1985 action by Tony Knight. His was the first to use a double safety system
Interestingly enough, Paul Mauser got his idea for a turnbolt gun from Dreyse, who got his idea for a firing pin and bolt from Pauly, who started it all with the first inline in 1808 in the first place.
1991 in-line by Doc White, originally conceptualized in 1968 but not brought to market until 1991 as the White Systems Super-91.
So we’ve come full circle, copying and mimicking the inventions of the past, only improving on them with modern, precise CNC machinery, better steels in investment cast, forged, machined, extruded and scintered forms, improved and more precise rifling, more uniform powders and caps, durable coil rather than fragile leaf springs, fitted bullets and plastic sabots, all making good use of modern manufacturing techniques.
You know, muzzleloading isn’t all that much different from what it used to be. But it is relatively less expensive than in the old days and many can enjoy it rather than just a wealthy few. It’s safer because of better steels. Performance has improved because of better bullets, barrels and sabots. Black Powder substitutes are readily available. The advantages of improving technology, speed of manufacture and consequent lowered costs are decidedly apparent. In the heyday of the muzzleloader, firearms were not only expensive but were also difficult to find. Only the wealthy or the very determined could afford one.

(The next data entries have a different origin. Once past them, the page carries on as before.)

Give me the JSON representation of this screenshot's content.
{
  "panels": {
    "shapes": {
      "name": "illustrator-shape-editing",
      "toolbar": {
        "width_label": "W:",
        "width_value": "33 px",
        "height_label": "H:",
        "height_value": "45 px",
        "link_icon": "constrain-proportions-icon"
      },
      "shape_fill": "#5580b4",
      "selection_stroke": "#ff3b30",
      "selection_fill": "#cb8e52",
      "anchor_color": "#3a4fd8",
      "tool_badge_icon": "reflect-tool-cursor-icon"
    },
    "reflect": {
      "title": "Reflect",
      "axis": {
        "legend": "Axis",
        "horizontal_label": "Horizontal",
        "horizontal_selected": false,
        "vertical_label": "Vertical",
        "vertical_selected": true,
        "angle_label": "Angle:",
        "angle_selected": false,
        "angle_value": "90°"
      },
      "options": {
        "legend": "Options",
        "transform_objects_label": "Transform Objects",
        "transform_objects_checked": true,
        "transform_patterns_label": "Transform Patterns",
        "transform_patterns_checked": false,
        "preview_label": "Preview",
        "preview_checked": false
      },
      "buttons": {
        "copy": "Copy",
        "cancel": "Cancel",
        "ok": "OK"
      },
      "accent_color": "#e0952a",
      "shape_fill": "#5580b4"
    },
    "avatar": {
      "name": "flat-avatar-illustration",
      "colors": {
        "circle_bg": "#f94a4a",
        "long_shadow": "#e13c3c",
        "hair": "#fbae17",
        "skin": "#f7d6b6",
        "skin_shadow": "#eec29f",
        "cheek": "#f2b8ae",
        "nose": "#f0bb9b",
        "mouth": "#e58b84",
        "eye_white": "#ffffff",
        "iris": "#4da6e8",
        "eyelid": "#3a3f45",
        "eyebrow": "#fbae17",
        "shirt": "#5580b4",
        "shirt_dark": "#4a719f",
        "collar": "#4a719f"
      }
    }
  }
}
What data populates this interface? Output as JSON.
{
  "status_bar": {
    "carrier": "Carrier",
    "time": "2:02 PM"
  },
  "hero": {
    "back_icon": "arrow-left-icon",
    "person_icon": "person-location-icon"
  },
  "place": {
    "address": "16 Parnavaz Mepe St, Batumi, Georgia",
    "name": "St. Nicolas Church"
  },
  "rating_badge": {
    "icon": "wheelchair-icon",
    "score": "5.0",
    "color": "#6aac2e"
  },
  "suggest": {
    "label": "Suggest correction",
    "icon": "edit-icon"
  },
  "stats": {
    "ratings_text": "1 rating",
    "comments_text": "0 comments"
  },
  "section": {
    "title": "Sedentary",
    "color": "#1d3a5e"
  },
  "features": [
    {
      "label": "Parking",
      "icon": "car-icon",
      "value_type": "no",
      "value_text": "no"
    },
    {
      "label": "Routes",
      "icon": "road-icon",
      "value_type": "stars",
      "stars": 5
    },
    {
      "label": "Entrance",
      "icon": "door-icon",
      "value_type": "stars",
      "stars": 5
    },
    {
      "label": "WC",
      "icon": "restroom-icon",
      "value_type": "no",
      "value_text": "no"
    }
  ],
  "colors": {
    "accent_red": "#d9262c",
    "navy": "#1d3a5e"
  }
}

Now, almost anyone can. Being part of the completion of the cycle is rewarding. There aren’t many superlatives that describe how much we can enjoy it
Doc White with Brown Bear, an Alaskan coastal grizzly, in 1994. The rifle is the very first Super-91 ever made in .504 caliber. Load was 140 grains of Ffg Black Powder and 600 grain SuperSlug. It punched all the way through end to end.